- The Washington Times - Thursday, March 20, 2003

KUWAIT CITY, March 20 (UPI) — The fifth Scud alarm of the day sent Kuwaitis scurrying to their shelters late Thursday as British and American forces rolled across the Iraqi frontier 30 miles to the north and the second Gulf War got under way.

To the eerie wail of sirens, Kuwaitis went to the shelters established in the basements of publics, many of them clutching gas masks and watching nervously the broadcasts from the Kuwaiti Ministry of Information on the status of the Scud attacks.

So far neither chemical nor biological weapons have been detected and the Scuds have so far done no damage, although two are said to have landed and Kuwaiti officials claimed at least two more had been destroyed by Patriot missiles.

The alarms and sirens make it clear that Kuwait City is a war zone, but there is no blackout and the city remains brightly lit. Kuwait civilian airport was still open to flights by Kuwaiti airlines Thursday, although most international carriers had suspended flights.

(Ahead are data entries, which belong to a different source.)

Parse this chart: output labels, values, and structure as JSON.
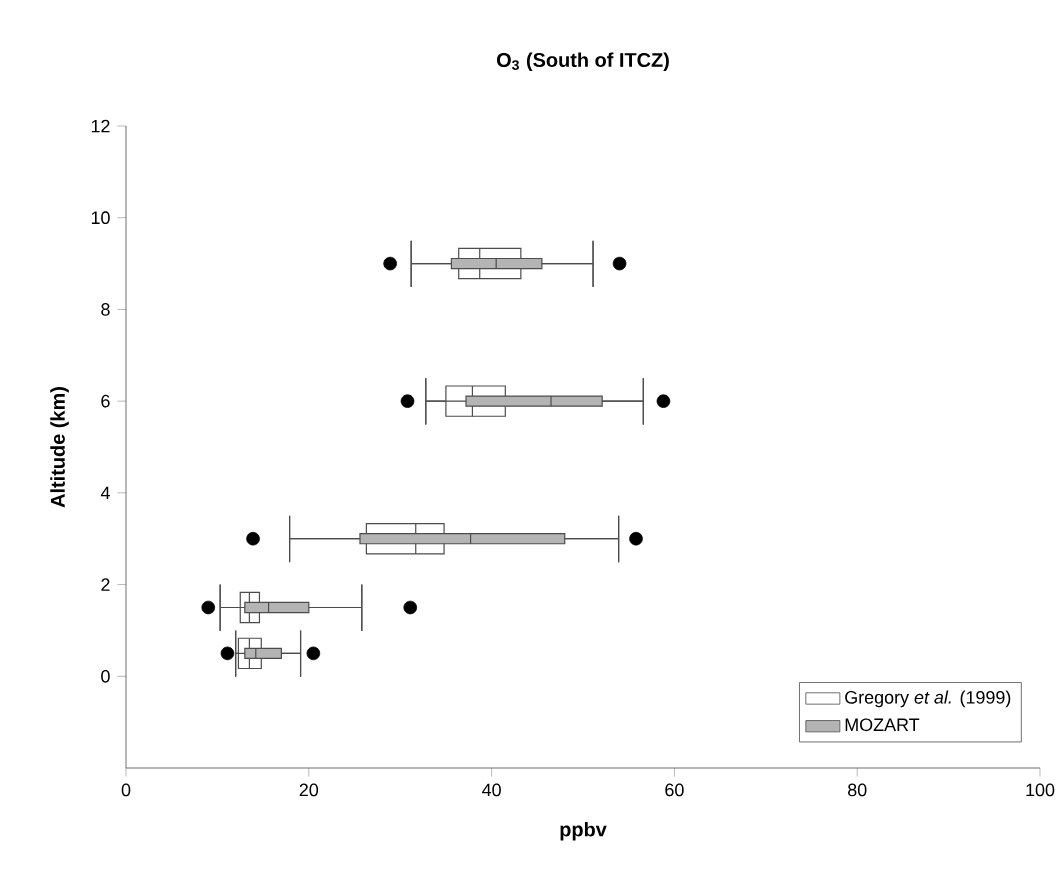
{
  "chart_data": {
    "type": "box",
    "orientation": "horizontal",
    "title": "O$_{3}$ (South of ITCZ)",
    "xlabel": "ppbv",
    "ylabel": "Altitude (km)",
    "xlim": [
      0,
      100
    ],
    "xticks": [
      0,
      20,
      40,
      60,
      80,
      100
    ],
    "ylim": [
      -2,
      12
    ],
    "yticks": [
      0,
      2,
      4,
      6,
      8,
      10,
      12
    ],
    "legend": "bottom right",
    "series": [
      {
        "name": "Gregory *et al.* (1999)",
        "color": "#ffffff",
        "x": [
          9,
          6,
          3,
          1.5,
          0.5
        ],
        "boxes": [
          {
            "low": 31.2,
            "q1": 36.4,
            "median": 38.7,
            "q3": 43.2,
            "high": 51.1,
            "outliers": [
              28.9,
              54.0
            ]
          },
          {
            "low": 32.8,
            "q1": 35.0,
            "median": 37.9,
            "q3": 41.5,
            "high": 56.6,
            "outliers": [
              30.8,
              58.8
            ]
          },
          {
            "low": 17.9,
            "q1": 26.3,
            "median": 31.7,
            "q3": 34.8,
            "high": 53.9,
            "outliers": [
              13.9,
              55.8
            ]
          },
          {
            "low": 10.3,
            "q1": 12.5,
            "median": 13.5,
            "q3": 14.6,
            "high": 25.8,
            "outliers": [
              9.0,
              31.1
            ]
          },
          {
            "low": 12.0,
            "q1": 12.3,
            "median": 13.5,
            "q3": 14.8,
            "high": 19.1,
            "outliers": [
              11.1,
              20.5
            ]
          }
        ]
      },
      {
        "name": "MOZART",
        "color": "#b4b4b4",
        "x": [
          9,
          6,
          3,
          1.5,
          0.5
        ],
        "boxes": [
          {
            "low": 31.2,
            "q1": 35.6,
            "median": 40.5,
            "q3": 45.5,
            "high": 51.1
          },
          {
            "low": 32.8,
            "q1": 37.2,
            "median": 46.5,
            "q3": 52.1,
            "high": 56.6
          },
          {
            "low": 17.9,
            "q1": 25.6,
            "median": 37.7,
            "q3": 48.0,
            "high": 53.9
          },
          {
            "low": 10.3,
            "q1": 13.0,
            "median": 15.6,
            "q3": 20.0,
            "high": 25.8
          },
          {
            "low": 12.0,
            "q1": 13.0,
            "median": 14.2,
            "q3": 17.0,
            "high": 19.1
          }
        ]
      }
    ]
  }
}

The center glows with neon and the port is as bright as day under arc lights as troops and dockworkers labor round the clock to get military supplies ashore to feed the vast logistics machine that fuels the attack to the north. The Anglo-American advance needs 15 million gallons of fuel a day to keep going.

As midnight came on Kuwait's first day of war, the sirens wailed yet again, yet again sending children and frightened mothers trailing down endless stairs to the shelters. The elevators are automatically cut when the alarm goes.

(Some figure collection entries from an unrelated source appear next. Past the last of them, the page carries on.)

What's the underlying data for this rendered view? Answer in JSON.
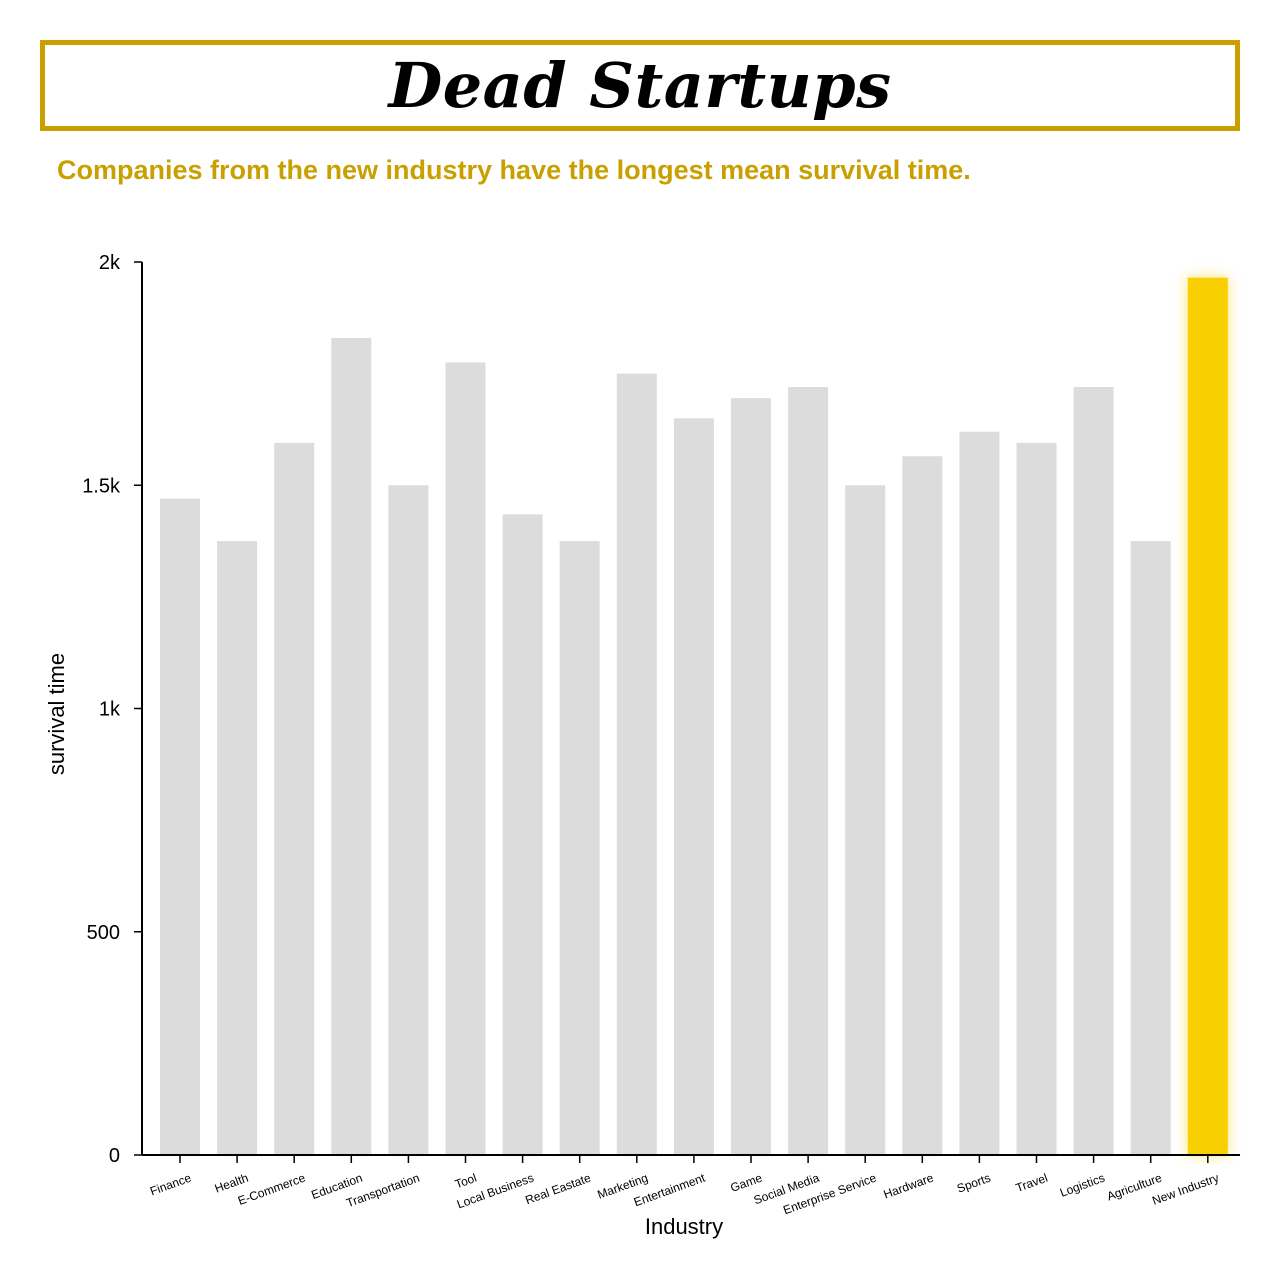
{
  "header": {
    "title": "Dead Startups",
    "subtitle": "Companies from the new industry have the longest mean survival time."
  },
  "colors": {
    "accent": "#c9a000",
    "highlight": "#f8cf00",
    "bar": "#dcdcdc"
  },
  "chart_data": {
    "type": "bar",
    "categories": [
      "Finance",
      "Health",
      "E-Commerce",
      "Education",
      "Transportation",
      "Tool",
      "Local Business",
      "Real Eastate",
      "Marketing",
      "Entertainment",
      "Game",
      "Social Media",
      "Enterprise Service",
      "Hardware",
      "Sports",
      "Travel",
      "Logistics",
      "Agriculture",
      "New Industry"
    ],
    "values": [
      1470,
      1375,
      1595,
      1830,
      1500,
      1775,
      1435,
      1375,
      1750,
      1650,
      1695,
      1720,
      1500,
      1565,
      1620,
      1595,
      1720,
      1375,
      1965
    ],
    "highlight": "New Industry",
    "xlabel": "Industry",
    "ylabel": "survival time",
    "ylim": [
      0,
      2000
    ],
    "yticks": [
      0,
      500,
      1000,
      1500,
      2000
    ],
    "ytick_labels": [
      "0",
      "500",
      "1k",
      "1.5k",
      "2k"
    ],
    "grid": false
  }
}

"I thought Saddam Hussein told the United Nations he had no more Scuds," said Joan Freeman, a British aid worker, as she went to down to her hotel shelter for the sixth time that day, hauling her personal emergency kit of gas mask, bottled water, radio and flashlight.

Police checkpoints on the major roads remained during the alarms, and the endless convoys of fuel tankers and trucks from the port continued to haul north from the port as the big attack got under way.

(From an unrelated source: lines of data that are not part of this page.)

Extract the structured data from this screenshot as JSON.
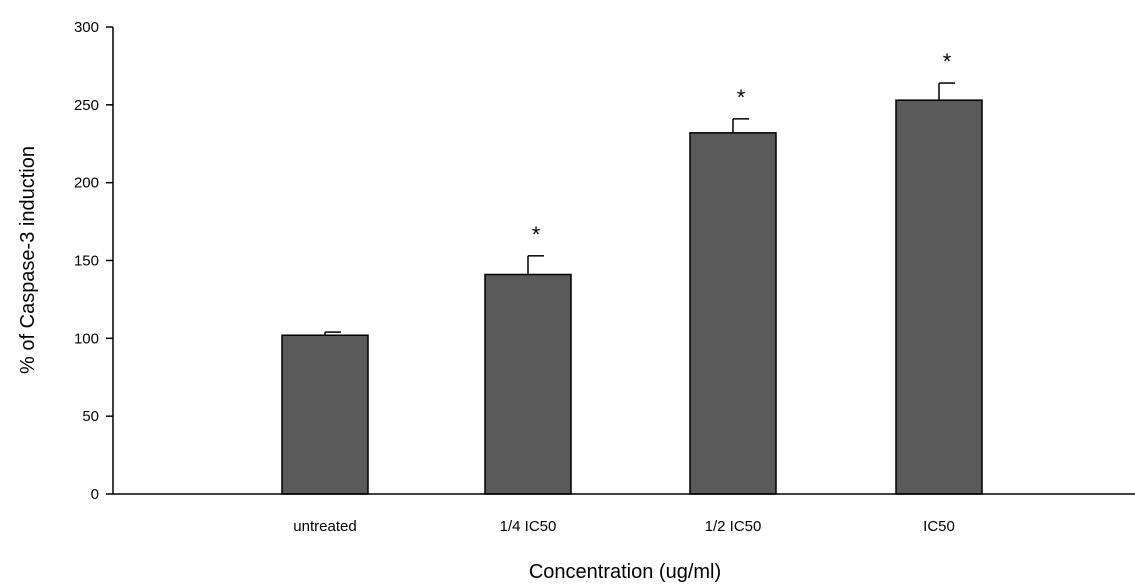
{
  "chart_data": {
    "type": "bar",
    "title": "",
    "xlabel": "Concentration (ug/ml)",
    "ylabel": "% of Caspase-3 induction",
    "categories": [
      "untreated",
      "1/4 IC50",
      "1/2 IC50",
      "IC50"
    ],
    "values": [
      102,
      141,
      232,
      253
    ],
    "errors": [
      2,
      12,
      9,
      11
    ],
    "significance": [
      "",
      "*",
      "*",
      "*"
    ],
    "ylim": [
      0,
      300
    ],
    "yticks": [
      0,
      50,
      100,
      150,
      200,
      250,
      300
    ],
    "grid": false,
    "legend": "none",
    "colors": {
      "bar": "#5a5a5a",
      "bar_edge": "#000000",
      "axis": "#000000"
    }
  }
}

Kuwaitis, with bitter personal experience of the Iraqi invasion in 1990 and the subsequent looting and pillage of their city, seem overwhelmingly supportive of the war. The tone was set in a speech to his people by the emir, Sheikh Al-Jaber al-Sabah, in which he said: "Screams coming from those of our people who were tortured, and the wails of the young and old, women and children still echo loud in our ears."

"Arab and Islamic history have not seen oppression like that we were exposed to by our Arab and Islamic neighbor," the sheikh added. "The state of Kuwait is not sounding the drums of war, but rather that war drums are being sounded by a regime that does not learn from its past experiences."